The emma-based audience segments can be purchased via the Eyeota Data Marketplace from major media agency online trading desks.

“The new retail audience segment data gives digital media buyers the range and depth of targeting that was previously only available on traditional media platforms,” emma executive director, Brian Hogan, said. “The emma consumer behavioural and purchase intention segments allow advertisers to target richer, more contemporary consumer portraits.

“This retail data becomes even more critical in the lead up to the biggest retail sales event of the year when consumers spend upwards of $47 billion over the Christmas season.”
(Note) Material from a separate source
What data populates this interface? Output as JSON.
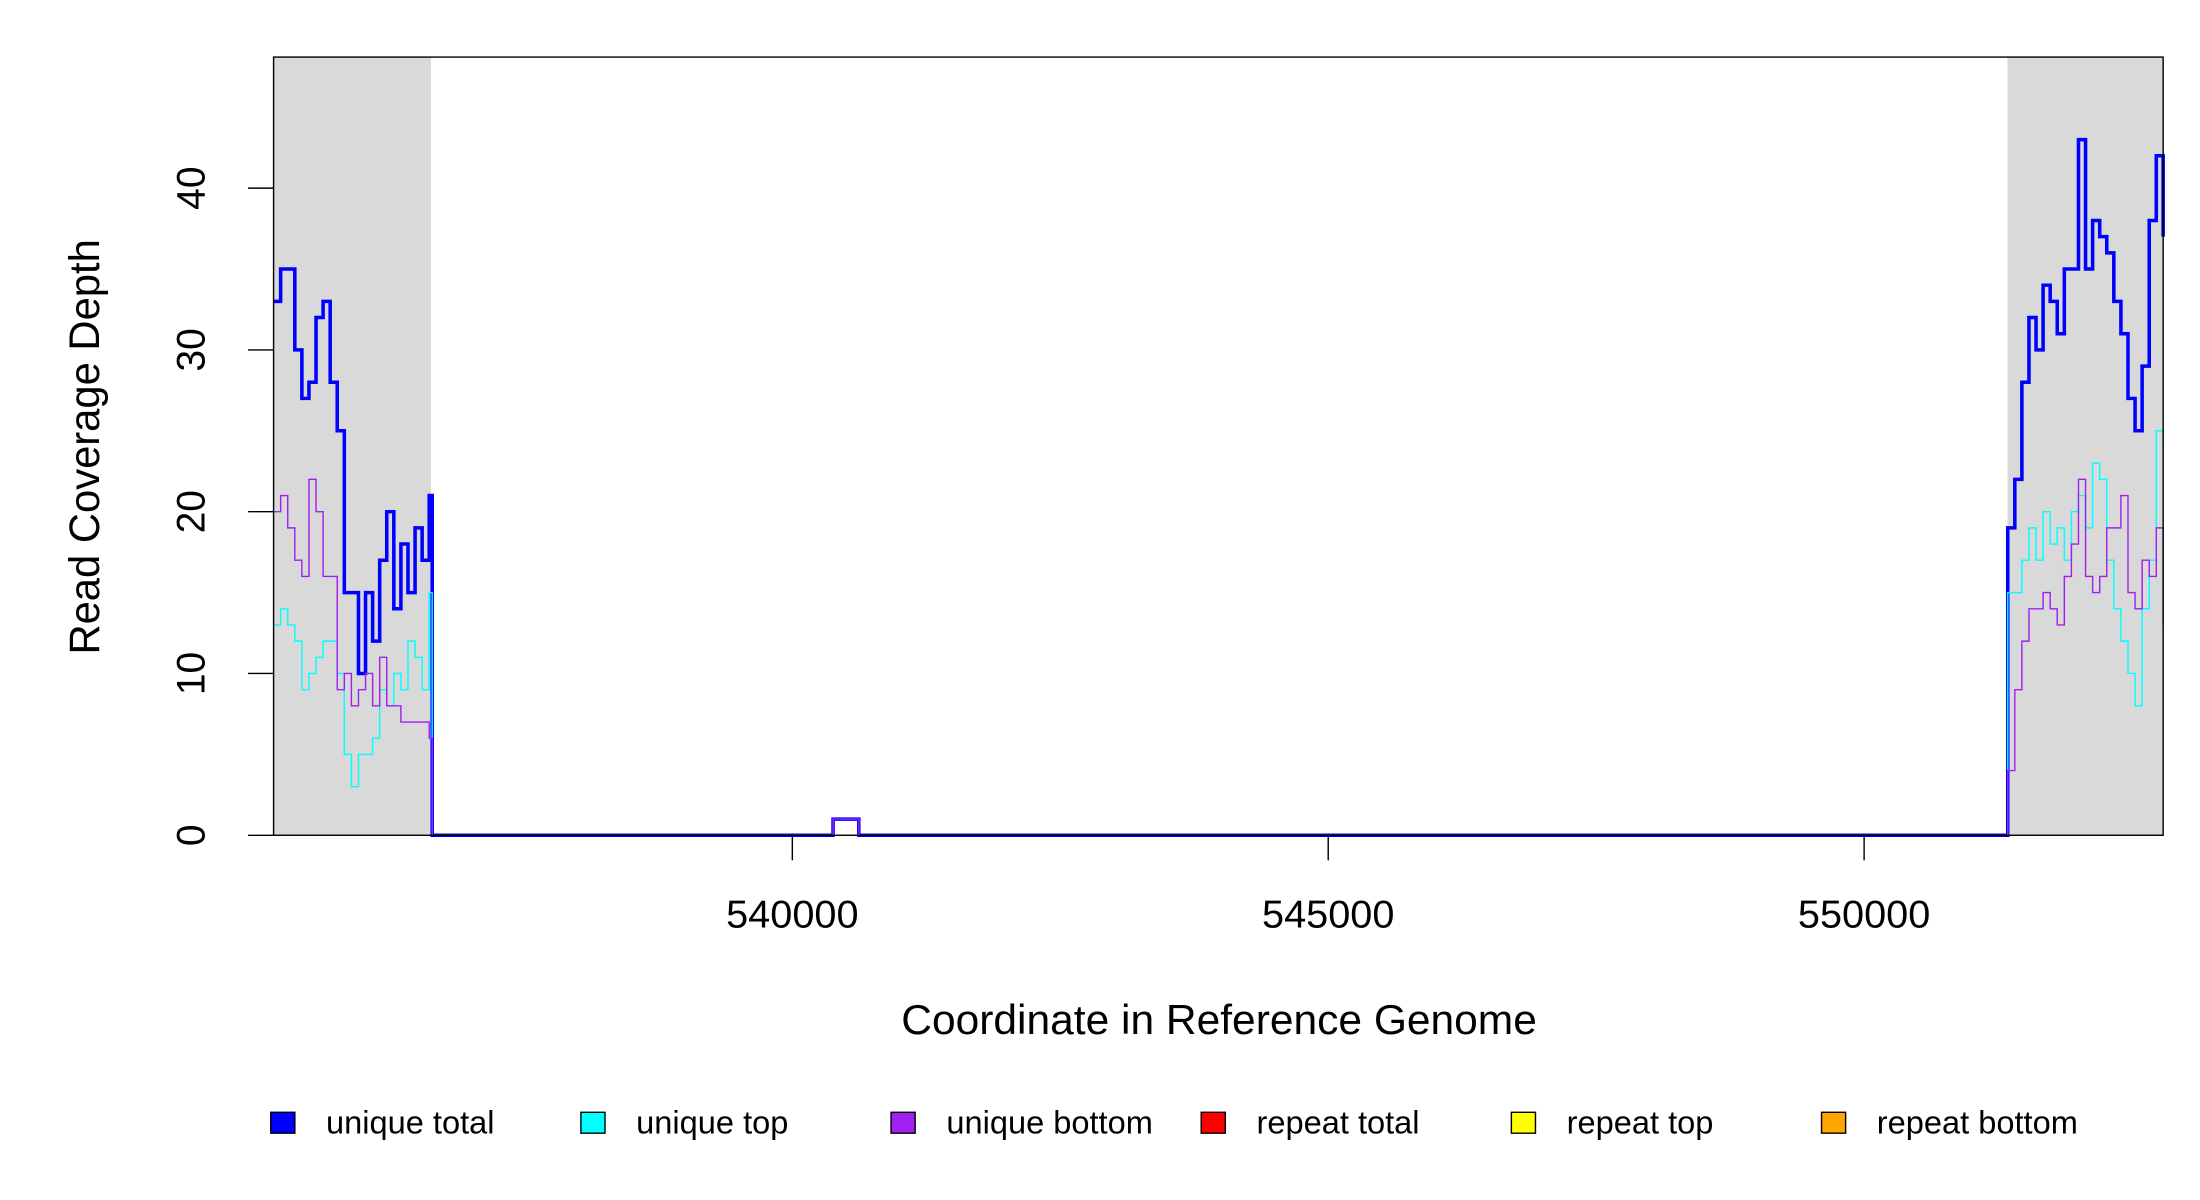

Facebook extends analytics to Messenger Bots

Facebook has unveiled a new analytics offering for measuring the impact of its Messenger Bots.

The social networking giant is extending its Facebook Analytics for Apps to businesses building bots on the Messenger Platform, providing reporting capability around messages sent and received, and insight into people blocking or unblocking the app. It’ll also deliver aggregated and anonymised demographic reports including age, gender, education, interests, country and language to help businesses better understand who’s using the bots.

Facebook said businesses on the Messenger Platform can also use the App Events API to log customer events for Analytics for Apps, further improving their ability to see how consumers engage with bots. For example, a travel retailer can see how often people are transferred to a human agent, or an ecommerce business can build cross-platform funnels to see what percentage of people interact with its bot also make a purchase via the website or app.